Sur les frais irrépétibles et les dépens
La SCEA LE HARAS D'ELOGE succombant à l'instance, elle sera condamnée au paiement des dépens en application de l'article 696 du code de procédure civile et déboutée de sa demande au titre de l'article 700 du code de procédure civile.
La SCEA LE HARAS D'ELOGE sera condamnée à payer à Monsieur [R] [N] la somme de 3.000 euros au titre de l'article 700 du code de procédure civile.
Sur l'exécution provisoire
Enfin, il sera rappelé que selon les dispositions de l'article 514 du code de procédure civile, les décisions de première instance sont de droit exécutoires à titre provisoire, à moins que la loi ou la décisions rendue n'en dispose autrement.

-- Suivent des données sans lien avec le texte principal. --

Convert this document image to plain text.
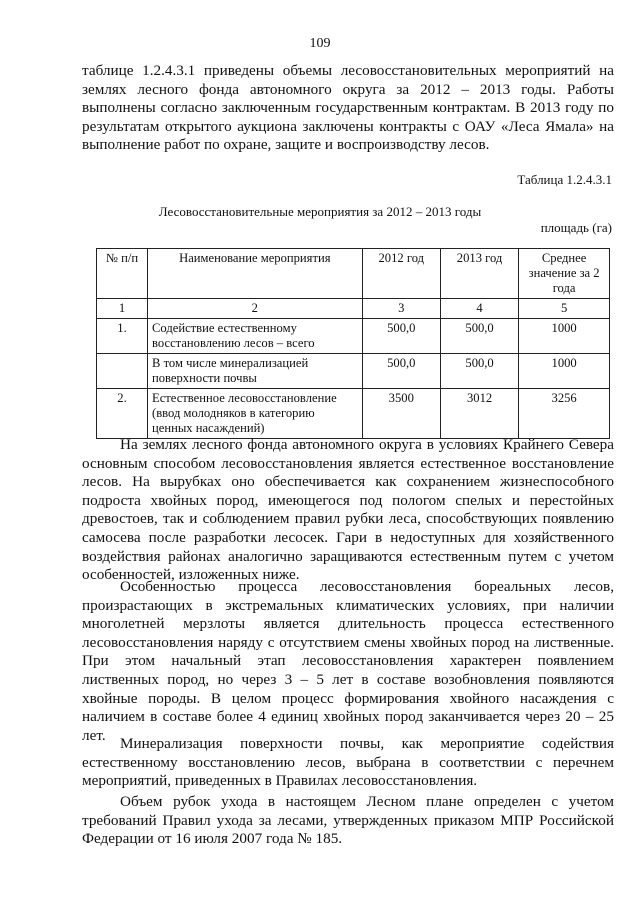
109

таблице 1.2.4.3.1 приведены объемы лесовосстановительных мероприятий на землях лесного фонда автономного округа за 2012 – 2013 годы. Работы выполнены согласно заключенным государственным контрактам. В 2013 году по результатам открытого аукциона заключены контракты с ОАУ «Леса Ямала» на выполнение работ по охране, защите и воспроизводству лесов.

Таблица 1.2.4.3.1
Лесовосстановительные мероприятия за 2012 – 2013 годы
площадь (га)
№ п/п	Наименование мероприятия	2012 год	2013 год	Среднее значение за 2 года
1	2	3	4	5
1.	Содействие естественному восстановлению лесов – всего	500,0	500,0	1000
	В том числе минерализацией поверхности почвы	500,0	500,0	1000
2.	Естественное лесовосстановление (ввод молодняков в категорию ценных насаждений)	3500	3012	3256

На землях лесного фонда автономного округа в условиях Крайнего Севера основным способом лесовосстановления является естественное восстановление лесов. На вырубках оно обеспечивается как сохранением жизнеспособного подроста хвойных пород, имеющегося под пологом спелых и перестойных древостоев, так и соблюдением правил рубки леса, способствующих появлению самосева после разработки лесосек. Гари в недоступных для хозяйственного воздействия районах аналогично заращиваются естественным путем с учетом особенностей, изложенных ниже.

Особенностью процесса лесовосстановления бореальных лесов, произрастающих в экстремальных климатических условиях, при наличии многолетней мерзлоты является длительность процесса естественного лесовосстановления наряду с отсутствием смены хвойных пород на лиственные. При этом начальный этап лесовосстановления характерен появлением лиственных пород, но через 3 – 5 лет в составе возобновления появляются хвойные породы. В целом процесс формирования хвойного насаждения с наличием в составе более 4 единиц хвойных пород заканчивается через 20 – 25 лет. Минерализация поверхности почвы, как мероприятие содействия естественному восстановлению лесов, выбрана в соответствии с перечнем мероприятий, приведенных в Правилах лесовосстановления.

Объем рубок ухода в настоящем Лесном плане определен с учетом требований Правил ухода за лесами, утвержденных приказом МПР Российской Федерации от 16 июля 2007 года № 185.
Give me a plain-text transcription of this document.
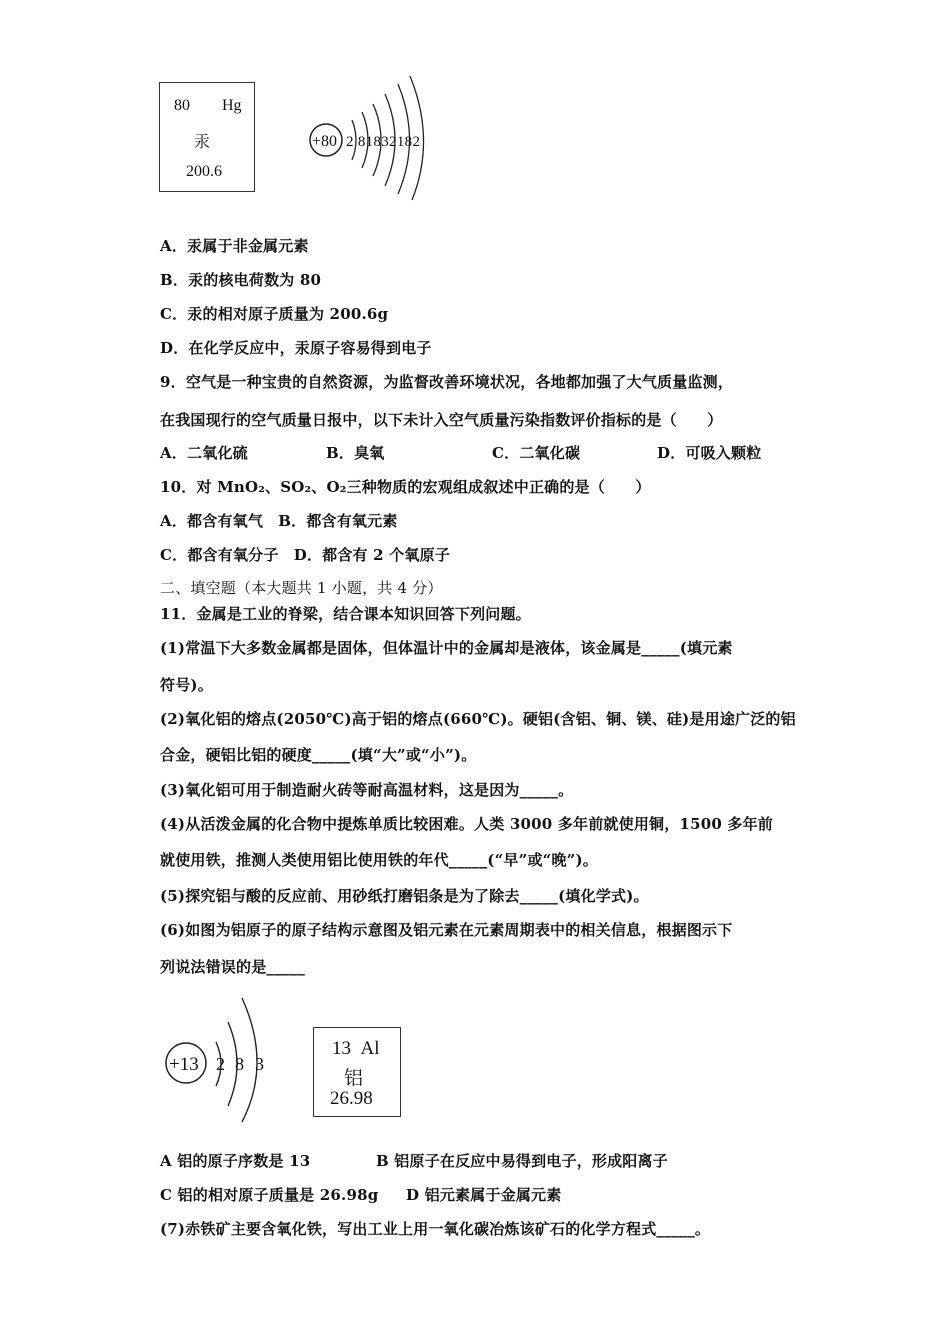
80 Hg
汞
200.6
+80 2 81832182
A．汞属于非金属元素
B．汞的核电荷数为 80
C．汞的相对原子质量为 200.6g
D．在化学反应中，汞原子容易得到电子
9．空气是一种宝贵的自然资源，为监督改善环境状况，各地都加强了大气质量监测，
在我国现行的空气质量日报中，以下未计入空气质量污染指数评价指标的是（　　）
A．二氧化硫	B．臭氧	C．二氧化碳	D．可吸入颗粒
10．对 MnO₂、SO₂、O₂三种物质的宏观组成叙述中正确的是（　　）
A．都含有氧气　B．都含有氧元素
C．都含有氧分子　D．都含有 2 个氧原子
二、填空题（本大题共 1 小题，共 4 分）
11．金属是工业的脊梁，结合课本知识回答下列问题。
(1)常温下大多数金属都是固体，但体温计中的金属却是液体，该金属是_____(填元素
符号)。
(2)氧化铝的熔点(2050℃)高于铝的熔点(660℃)。硬铝(含铝、铜、镁、硅)是用途广泛的铝
合金，硬铝比铝的硬度_____(填“大”或“小”)。
(3)氧化铝可用于制造耐火砖等耐高温材料，这是因为_____。
(4)从活泼金属的化合物中提炼单质比较困难。人类 3000 多年前就使用铜，1500 多年前
就使用铁，推测人类使用铝比使用铁的年代_____(“早”或“晚”)。
(5)探究铝与酸的反应前、用砂纸打磨铝条是为了除去_____(填化学式)。
(6)如图为铝原子的原子结构示意图及铝元素在元素周期表中的相关信息，根据图示下
列说法错误的是_____
+13 2 8 3
13 Al
铝
26.98
A 铝的原子序数是 13	B 铝原子在反应中易得到电子，形成阳离子
C 铝的相对原子质量是 26.98g D 铝元素属于金属元素
(7)赤铁矿主要含氧化铁，写出工业上用一氧化碳冶炼该矿石的化学方程式_____。
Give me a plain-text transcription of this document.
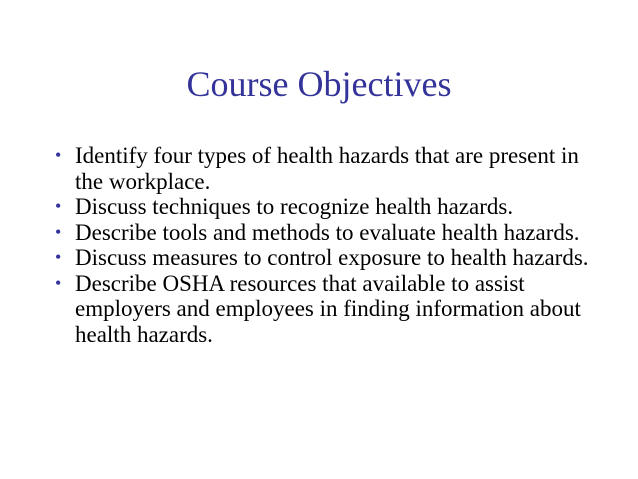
Course Objectives
• Identify four types of health hazards that are present in the workplace.
• Discuss techniques to recognize health hazards.
• Describe tools and methods to evaluate health hazards.
• Discuss measures to control exposure to health hazards.
• Describe OSHA resources that available to assist employers and employees in finding information about health hazards.
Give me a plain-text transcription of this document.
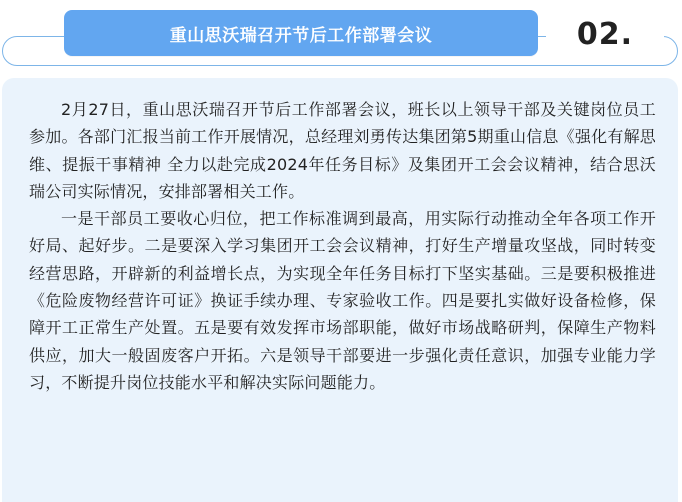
重山思沃瑞召开节后工作部署会议	02.

2月27日，重山思沃瑞召开节后工作部署会议，班长以上领导干部及关键岗位员工参加。各部门汇报当前工作开展情况，总经理刘勇传达集团第5期重山信息《强化有解思维、提振干事精神 全力以赴完成2024年任务目标》及集团开工会会议精神，结合思沃瑞公司实际情况，安排部署相关工作。

一是干部员工要收心归位，把工作标准调到最高，用实际行动推动全年各项工作开好局、起好步。二是要深入学习集团开工会会议精神，打好生产增量攻坚战，同时转变经营思路，开辟新的利益增长点，为实现全年任务目标打下坚实基础。三是要积极推进《危险废物经营许可证》换证手续办理、专家验收工作。四是要扎实做好设备检修，保障开工正常生产处置。五是要有效发挥市场部职能，做好市场战略研判，保障生产物料供应，加大一般固废客户开拓。六是领导干部要进一步强化责任意识，加强专业能力学习，不断提升岗位技能水平和解决实际问题能力。
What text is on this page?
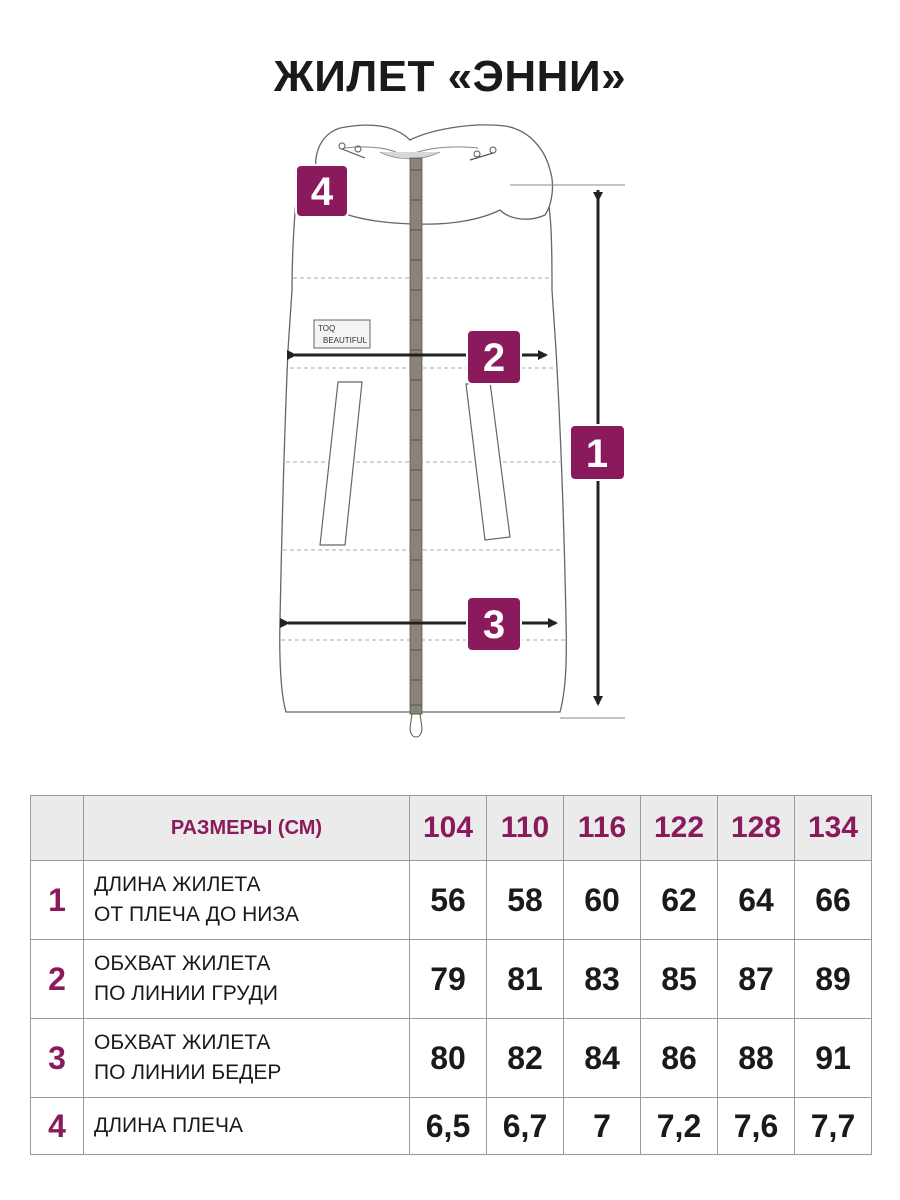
ЖИЛЕТ «ЭННИ»
TOQ
BEAUTIFUL
4
2
1
3
	РАЗМЕРЫ (СМ)	104	110	116	122	128	134
1	ДЛИНА ЖИЛЕТА
ОТ ПЛЕЧА ДО НИЗА	56	58	60	62	64	66
2	ОБХВАТ ЖИЛЕТА
ПО ЛИНИИ ГРУДИ	79	81	83	85	87	89
3	ОБХВАТ ЖИЛЕТА
ПО ЛИНИИ БЕДЕР	80	82	84	86	88	91
4	ДЛИНА ПЛЕЧА	6,5	6,7	7	7,2	7,6	7,7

Le présent jugement est donc assorti de l'exécution provisoire de droit.
PAR CES MOTIFS
Le tribunal statuant par jugement contradictoire en premier ressort par mise à disposition au greffe,
CONDAMNE la SCEA LE HARAS D'ELOGE à payer à Monsieur [R] [N] la somme de 54.240 euros, outre les intérêts au taux légal à compter du 30 mars 2022,
DEBOUTE la SCEA LE HARAS D'ELOGE de sa demande de dommages et intérêts et de celle au titre de l'article 700 du code de procédure civile,
CONDAMNE la SCEA LE HARAS D'ELOGE au paiement des dépens,
CONDAMNE la SCEA LE HARAS D'ELOGE à payer à Monsieur [R] [N] la somme de 3.000 euros au titre de l'article 700 du code de procédure civile,
RAPPELLE que la présente décision est exécutoire de plein droit,
Jugement prononcé par mise à disposition au greffe le 28 JUIN 2024 par Madame LUNVEN, Vice-Présidente, siégeant en qualité de Juge Unique, assistée de Madame SOUMAHORO, Greffier, lesquelles ont signé la minute du présent jugement.